Here are some thoughts?
Choose engagement over a repository:
Knowledge emerges via interaction and dialog, connect people to people rather than people to objects / documents or things. If you need to record and gather things ensure there are affordances for facile annotation and back-channel connections. Pay attention to knowledge flows rather than stores.
Respect and appreciate the key role of trust & context:
Shared context, connections and trust allow knowledge to flow. Knowledge, far more than information, is part of our identity. There needs to be empathy and purpose to make headway. You cannot toss knowledge over the wall and expect it to take root - knowledge requires an ecology to grow.
Collect stories, use metaphor, ethnography and analogy to build inquiry:
Knowledge is local, mostly tacit, emergent, distributed and tied to shared understandings. Measurement and collection via questionnaires is inadequate, questions are key. Take care to specify context, share distinctions, craft and verify patterns - best practices do not transfer easily.

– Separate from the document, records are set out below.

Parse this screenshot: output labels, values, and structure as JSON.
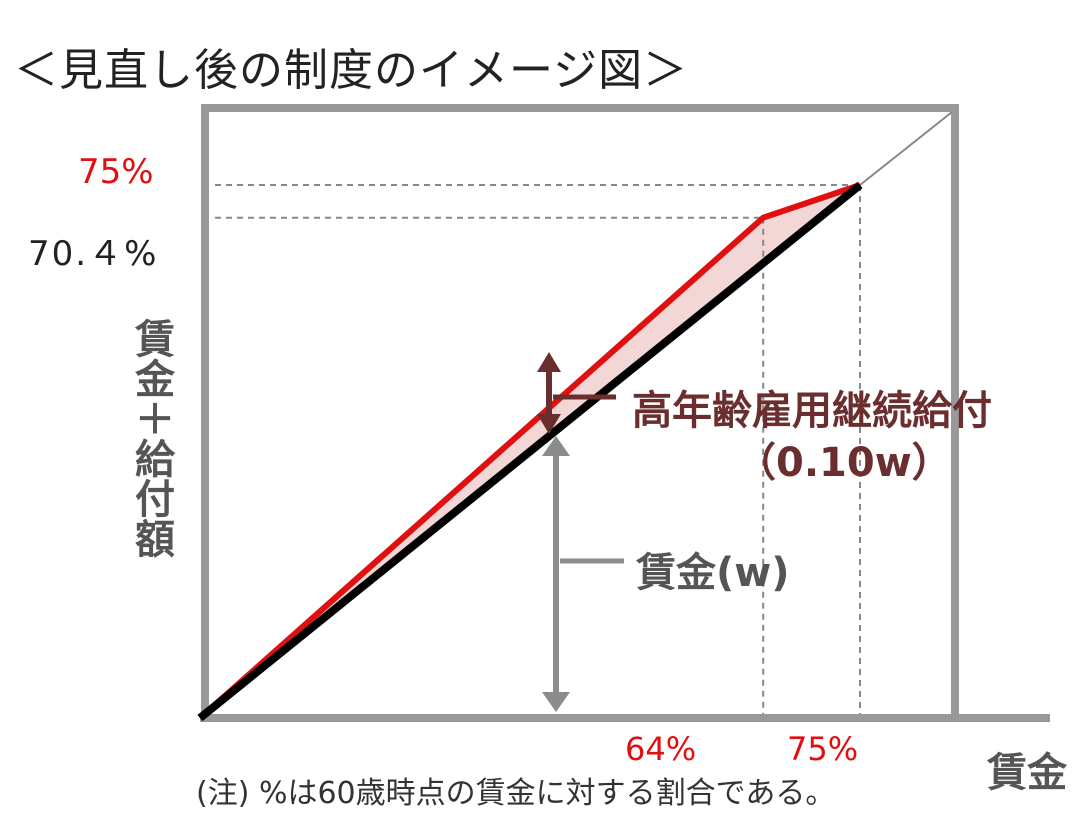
{
  "title": "＜見直し後の制度のイメージ図＞",
  "y_axis_title": "賃金＋給付額",
  "x_axis_title": "賃金",
  "note": "(注) %は60歳時点の賃金に対する割合である。",
  "y_ticks": {
    "top": "75%",
    "second": "70.４%"
  },
  "x_ticks": {
    "first": "64%",
    "second": "75%"
  },
  "annotations": {
    "benefit": "高年齢雇用継続給付",
    "benefit_rate": "（0.10w）",
    "wage": "賃金(w)"
  },
  "colors": {
    "benefit_line": "#e01010",
    "wage_line": "#000000",
    "fill": "#f3d6d6",
    "benefit_text": "#6b2e2e",
    "axis": "#999999"
  },
  "chart_data": {
    "type": "line",
    "series": [
      {
        "values": [
          [
            0,
            0
          ],
          [
            64,
            70.4
          ],
          [
            75,
            75
          ]
        ]
      },
      {
        "values": [
          [
            0,
            0
          ],
          [
            75,
            75
          ]
        ]
      }
    ],
    "xlim": [
      0,
      75
    ],
    "ylim": [
      0,
      75
    ]
  }
}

Cultivate executive support:
No KM initiative can be sustained without some measure of (tacit) top level support. It does not help to have a signature, you need active engagement and behavior change to filter down the organization. KM requires a core group to start & sustain the conversation, a legitimate forum or space to meet and purpose to guide attention.
The essence of KM
- increasing awareness
Helping you (or your group) become aware of new things, changed situations, emergent players that may influence the domain you have chosen to work in. - fostering learning
assisting with making novel and useful connections between concepts, improving understanding and enabling environments for making and testing new insights. - supporting sense-making
KM needs to be proactive, help surface consequences, avoid past errors, generate worthwhile & inventive alternatives.
Decisions, solutions, agility, competitive advantage and other benefits follow from sustaining a questioning environment, encouraging creative abrasion & experimentation, promoting deep dialog and allowing space for learning from mistakes.

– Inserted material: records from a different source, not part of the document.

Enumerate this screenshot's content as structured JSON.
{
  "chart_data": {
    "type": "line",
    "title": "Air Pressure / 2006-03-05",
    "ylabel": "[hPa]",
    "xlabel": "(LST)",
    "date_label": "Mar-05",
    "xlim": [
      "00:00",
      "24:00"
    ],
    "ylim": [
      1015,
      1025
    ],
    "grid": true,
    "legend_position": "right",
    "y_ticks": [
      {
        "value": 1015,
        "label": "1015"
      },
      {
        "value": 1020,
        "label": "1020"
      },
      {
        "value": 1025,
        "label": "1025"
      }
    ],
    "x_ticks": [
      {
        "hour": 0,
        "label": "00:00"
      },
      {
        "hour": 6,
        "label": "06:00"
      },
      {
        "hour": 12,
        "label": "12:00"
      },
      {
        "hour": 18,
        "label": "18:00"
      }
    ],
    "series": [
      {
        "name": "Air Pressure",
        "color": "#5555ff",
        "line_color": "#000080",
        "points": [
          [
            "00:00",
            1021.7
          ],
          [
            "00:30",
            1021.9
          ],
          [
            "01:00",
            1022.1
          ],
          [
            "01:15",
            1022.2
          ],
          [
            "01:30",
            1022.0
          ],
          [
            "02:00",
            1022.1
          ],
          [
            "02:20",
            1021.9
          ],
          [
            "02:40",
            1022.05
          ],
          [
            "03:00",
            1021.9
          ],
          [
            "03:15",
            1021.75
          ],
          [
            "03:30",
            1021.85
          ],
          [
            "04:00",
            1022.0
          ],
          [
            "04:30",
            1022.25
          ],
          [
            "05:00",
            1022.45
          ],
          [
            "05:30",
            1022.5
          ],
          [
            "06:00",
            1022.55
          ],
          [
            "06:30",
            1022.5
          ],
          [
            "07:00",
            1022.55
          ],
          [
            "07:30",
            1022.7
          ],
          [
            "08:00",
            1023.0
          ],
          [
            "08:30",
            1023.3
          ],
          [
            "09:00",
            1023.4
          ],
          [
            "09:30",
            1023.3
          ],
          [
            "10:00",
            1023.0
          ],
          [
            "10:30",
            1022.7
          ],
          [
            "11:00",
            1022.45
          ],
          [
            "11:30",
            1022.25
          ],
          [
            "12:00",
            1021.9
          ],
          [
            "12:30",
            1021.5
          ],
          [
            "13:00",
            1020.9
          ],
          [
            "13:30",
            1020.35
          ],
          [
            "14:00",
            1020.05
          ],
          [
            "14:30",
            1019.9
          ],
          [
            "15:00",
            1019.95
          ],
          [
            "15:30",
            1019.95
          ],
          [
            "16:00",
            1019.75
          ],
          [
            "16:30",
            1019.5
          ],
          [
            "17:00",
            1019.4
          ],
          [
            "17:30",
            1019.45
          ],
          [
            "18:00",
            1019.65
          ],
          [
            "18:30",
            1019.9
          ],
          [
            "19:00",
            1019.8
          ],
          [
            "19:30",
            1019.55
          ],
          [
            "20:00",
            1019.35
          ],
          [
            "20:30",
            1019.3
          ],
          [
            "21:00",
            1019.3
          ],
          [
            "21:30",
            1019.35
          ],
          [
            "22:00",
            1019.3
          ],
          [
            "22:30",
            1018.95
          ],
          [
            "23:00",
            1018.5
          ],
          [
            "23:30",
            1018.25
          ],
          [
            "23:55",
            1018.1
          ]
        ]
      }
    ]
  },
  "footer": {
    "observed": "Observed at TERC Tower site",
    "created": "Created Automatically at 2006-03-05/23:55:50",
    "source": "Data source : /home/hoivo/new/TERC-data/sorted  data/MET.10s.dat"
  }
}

The key for KM then lies deeper than pragmatics, it gets close to sustaining an environment, building trust, promoting continual inquiry and testing beliefs.
KM, I then suggest is:
A practice concerned with increasing awareness, fostering learning, speeding collaboration & innovation and exchanging insights.
There is a delicate balance to be maintained between explicit and tacit, between personal and community, between collecting assets and enabling flows, between looking inward and externally, between mining and capturing insights and building on shared experiences.
Please share your KM principles.
Here you are asserting that knowledge is fundamentally human, probably fundamentally cognative. Not, so.
An affordance to an object involves knowledge external to the person using the object. The object carries knowledge and does so in ways that may not be explicit.